Незадачливый Рип ван Винкль, проспавший двадцать лет в Катскильских горах (неподалеку от озерца, где я ловлю окуней), стал единственным жителем своей деревни, заметившим американскую революцию: вместо короля Георга в трактире висел портрет Вашингтона. Для его земляков перемена произошла давно и незаметно. Чтобы жизнь сложилась в историю, она должна быть не твоей, а чужой и прошлой.
Именно это со мной и происходит, но только тогда, когда я возвращаюсь в Америку. В Москве — наоборот. Русская жизнь кажется реальной, а моя — нарисованной, словно очаг в доме Буратино. Игрушечная рутина с ежедневной порцией новостей, книг, велосипеда — эскапизм отрезанного ломтя, уставшего от родной буханки. Конечно, это всего лишь оптическая иллюзия: из одной жизни другая видится ненастоящей или нестоящей. Тут нет ничего нового, но чаще альтернативой считается не заокеанский мир, а потусторонний. Я — другое дело еще и потому, что сам не замечаю, насколько стал американцем, но об этом не дают забыть в гостях. «Американец», — вздыхает хозяин и идет за скатертью, хотя я бы обошелся и газетой.
Зато я помню ту историю, которую в России знают хуже всего, — свою и недавнюю: «Историю государства Российского от путча до наших дней». Прошлое одного из самых молодых, наряду с Молдовой и Черногорией, государств Европы окутано туманом, благородно скрывающим стыдные, как подростковые сны, воспоминания о первых днях свободы. Но я-то помню, какими они были.

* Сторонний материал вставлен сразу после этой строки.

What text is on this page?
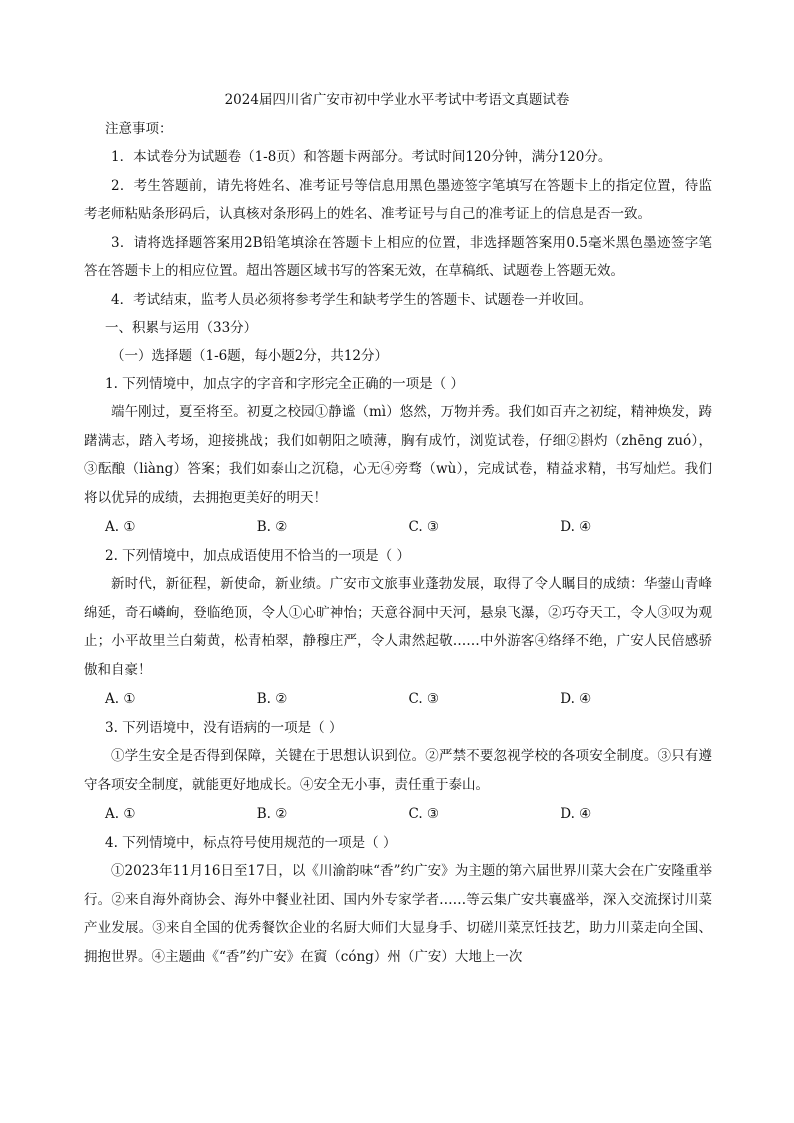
2024届四川省广安市初中学业水平考试中考语文真题试卷
注意事项：
1．本试卷分为试题卷（1-8页）和答题卡两部分。考试时间120分钟，满分120分。
2．考生答题前，请先将姓名、准考证号等信息用黑色墨迹签字笔填写在答题卡上的指定位置，待监考老师粘贴条形码后，认真核对条形码上的姓名、准考证号与自己的准考证上的信息是否一致。
3．请将选择题答案用2B铅笔填涂在答题卡上相应的位置，非选择题答案用0.5毫米黑色墨迹签字笔答在答题卡上的相应位置。超出答题区域书写的答案无效，在草稿纸、试题卷上答题无效。
4．考试结束，监考人员必须将参考学生和缺考学生的答题卡、试题卷一并收回。
一、积累与运用（33分）
（一）选择题（1-6题，每小题2分，共12分）
1. 下列情境中，加点字的字音和字形完全正确的一项是（ ）
端午刚过，夏至将至。初夏之校园①静谧（mì）悠然，万物并秀。我们如百卉之初绽，精神焕发，踌躇满志，踏入考场，迎接挑战；我们如朝阳之喷薄，胸有成竹，浏览试卷，仔细②斟灼（zhēng zuó），③酝酿（liàng）答案；我们如泰山之沉稳，心无④旁骛（wù），完成试卷，精益求精，书写灿烂。我们将以优异的成绩，去拥抱更美好的明天！
A. ①	B. ②	C. ③	D. ④
2. 下列情境中，加点成语使用不恰当的一项是（ ）
新时代，新征程，新使命，新业绩。广安市文旅事业蓬勃发展，取得了令人瞩目的成绩：华蓥山青峰绵延，奇石嶙峋，登临绝顶，令人①心旷神怡；天意谷洞中天河，悬泉飞瀑，②巧夺天工，令人③叹为观止；小平故里兰白菊黄，松青柏翠，静穆庄严，令人肃然起敬……中外游客④络绎不绝，广安人民倍感骄傲和自豪！
A. ①	B. ②	C. ③	D. ④
3. 下列语境中，没有语病的一项是（ ）
①学生安全是否得到保障，关键在于思想认识到位。②严禁不要忽视学校的各项安全制度。③只有遵守各项安全制度，就能更好地成长。④安全无小事，责任重于泰山。
A. ①	B. ②	C. ③	D. ④
4. 下列情境中，标点符号使用规范的一项是（ ）
①2023年11月16日至17日，以《川渝韵味“香”约广安》为主题的第六届世界川菜大会在广安隆重举行。②来自海外商协会、海外中餐业社团、国内外专家学者……等云集广安共襄盛举，深入交流探讨川菜产业发展。③来自全国的优秀餐饮企业的名厨大师们大显身手、切磋川菜烹饪技艺，助力川菜走向全国、拥抱世界。④主题曲《“香”约广安》在賨（cóng）州（广安）大地上一次
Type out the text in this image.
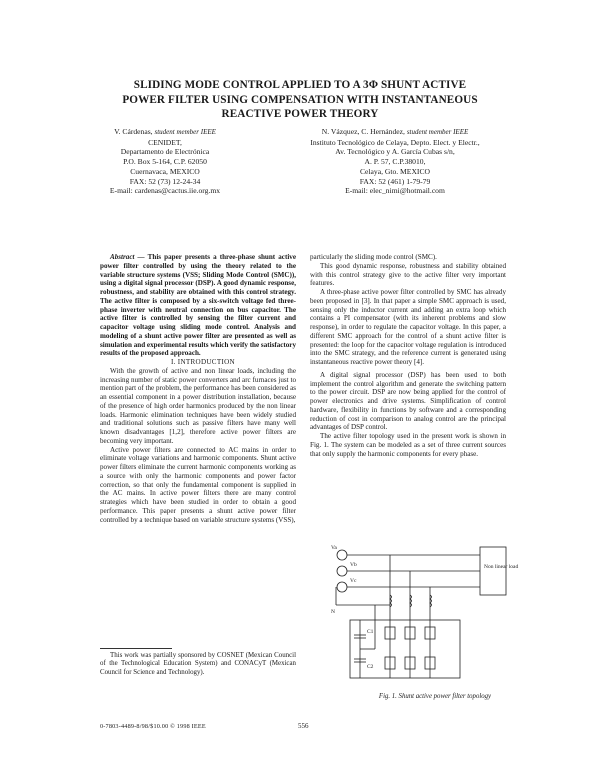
SLIDING MODE CONTROL APPLIED TO A 3Φ SHUNT ACTIVE
POWER FILTER USING COMPENSATION WITH INSTANTANEOUS
REACTIVE POWER THEORY
V. Cárdenas, student member IEEE
CENIDET,
Departamento de Electrónica
P.O. Box 5-164, C.P. 62050
Cuernavaca, MEXICO
FAX: 52 (73) 12-24-34
E-mail: cardenas@cactus.iie.org.mx
N. Vázquez, C. Hernández, student member IEEE
Instituto Tecnológico de Celaya, Depto. Elect. y Electr.,
Av. Tecnológico y A. García Cubas s/n,
A. P. 57, C.P.38010,
Celaya, Gto. MEXICO
FAX: 52 (461) 1-79-79
E-mail: elec_nimi@hotmail.com

Abstract — This paper presents a three-phase shunt active power filter controlled by using the theory related to the variable structure systems (VSS; Sliding Mode Control (SMC)), using a digital signal processor (DSP). A good dynamic response, robustness, and stability are obtained with this control strategy. The active filter is composed by a six-switch voltage fed three-phase inverter with neutral connection on bus capacitor. The active filter is controlled by sensing the filter current and capacitor voltage using sliding mode control. Analysis and modeling of a shunt active power filter are presented as well as simulation and experimental results which verify the satisfactory results of the proposed approach.

I. INTRODUCTION

With the growth of active and non linear loads, including the increasing number of static power converters and arc furnaces just to mention part of the problem, the performance has been considered as an essential component in a power distribution installation, because of the presence of high order harmonics produced by the non linear loads. Harmonic elimination techniques have been widely studied and traditional solutions such as passive filters have many well known disadvantages [1,2], therefore active power filters are becoming very important.

Active power filters are connected to AC mains in order to eliminate voltage variations and harmonic components. Shunt active power filters eliminate the current harmonic components working as a source with only the harmonic components and power factor correction, so that only the fundamental component is supplied in the AC mains. In active power filters there are many control strategies which have been studied in order to obtain a good performance. This paper presents a shunt active power filter controlled by a technique based on variable structure systems (VSS),

This work was partially sponsored by COSNET (Mexican Council of the Technological Education System) and CONACyT (Mexican Council for Science and Technology).

particularly the sliding mode control (SMC).

This good dynamic response, robustness and stability obtained with this control strategy give to the active filter very important features.

A three-phase active power filter controlled by SMC has already been proposed in [3]. In that paper a simple SMC approach is used, sensing only the inductor current and adding an extra loop which contains a PI compensator (with its inherent problems and slow response), in order to regulate the capacitor voltage. In this paper, a different SMC approach for the control of a shunt active filter is presented: the loop for the capacitor voltage regulation is introduced into the SMC strategy, and the reference current is generated using instantaneous reactive power theory [4].

A digital signal processor (DSP) has been used to both implement the control algorithm and generate the switching pattern to the power circuit. DSP are now being applied for the control of power electronics and drive systems. Simplification of control hardware, flexibility in functions by software and a corresponding reduction of cost in comparison to analog control are the principal advantages of DSP control.

The active filter topology used in the present work is shown in Fig. 1. The system can be modeled as a set of three current sources that only supply the harmonic components for every phase.

Non linear load
Va
Vb
Vc
N
C1
C2
Fig. 1. Shunt active power filter topology
0-7803-4489-8/98/$10.00 © 1998 IEEE	556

На Невском сияло солнце, а я еще не завтракал. В столовой, уже переименованной в «кафе», подавали спиртное и сдобу. Остановившись на втором, я сел лицом к проспекту, с которого в зал ввалился пьяный с молодой щетиной. Его треники до самого паха оттягивал пистолет неведомого мне калибра. Пирожными юноша не интересовался, а водка в него уже не лезла. Ему страстно хотелось стрелять, и это было понятно всем, но яснее всех позеленевшему официанту. Прикинув траекторию и учтя рикошет, я ушел, не допив кофе. Надеюсь, что этот молодой человек не дожил до наших дней, оставшись на заре революции, победы которой так заметны от Кремля до Садового.
— Как Август — Рим, — сказал мне наблюдательный иностранец, — Лужков взял Москву кирпичной, а оставил мраморной.
— Была красной, станет белой? — переспросил я.
— Вроде того, — не понял меня собеседник. — Сегодня это город рантье: у москвичей вместо нефти недвижимость.
И они ею пользуются в свое удовольствие. Американцы ездят по Москве верхом — на велосипедах, немцев я видел в метро, русских — в «мерседесах». Революция, о которой предупреждали большевики, свершилась, хотя в ее музее на Тверской, где в горячие дни рядом с «Максимом» стоял обгоревший в 91-м троллейбус, вновь остался только старый пулемет — с Гражданской. Первый признак революции: язык не поспевает за историей. В прошлый раз его сократили до аббревиатуры, в этот, наоборот, удвоили, создав словарь дуплетов.
До этого язык революции обходился слогами. Впервые я услышал его от Мамонова, который юродивым уже был, а святым еще нет.
— «Крым-рым-мрым» — выл он со сцены Линкольн-центра благую весть перестройки, простую, как мычание, и столь же искреннюю.
— Что это было? — спросил я его, пробравшись за сцену.
— Русская народная галлюцинация.
Окрепнув, язык научился говорить по-новому.
— Люблю, — сдуру признался я интервьюеру, — вкусно поесть.
— «Топовые продукты образуют мой тренд», — перевел он меня на русский, скрашивая допотопную ущербность эмигрантского языка, трусливо чурающегося заимствований.
Сегодняшний русский богатеет за счет несвоих ресурсов. На каждое родное слово есть чужое, точно такое же, но намного дороже. Язык полон не новых понятий, а старых с другими названиями. Как стихи и молитвы, они могут служить магическим оберегом, лексическим амулетом, формулой заклинателя, приносящей победу пермской команде «Урал-Грейт», во что бы она ни играла.
С этой точки зрения, первая часть названия «Экспресс-дизайн „Старик Хоттабыч“» дословно переводит вторую. Чужеземный корень всегда волшебный. Он сидел в словаре, словно джинн в бутылке, пока реклама не разнесла ее вдребезги, выпустив на волю иностранного духа. Он обладает чудесной способностью не столько преобразовывать, сколько приукрашивать реальность, называя ее по-новому.
Характерно, что в этой декоративной игре разума хранители языка участвуют вместе со всеми. Прочитав заголовок «Шорт-лист и лонг-лист Национального бестселлера», старый филолог меланхолически заметил, что от русского в этом предложении осталось только одно слово: «и».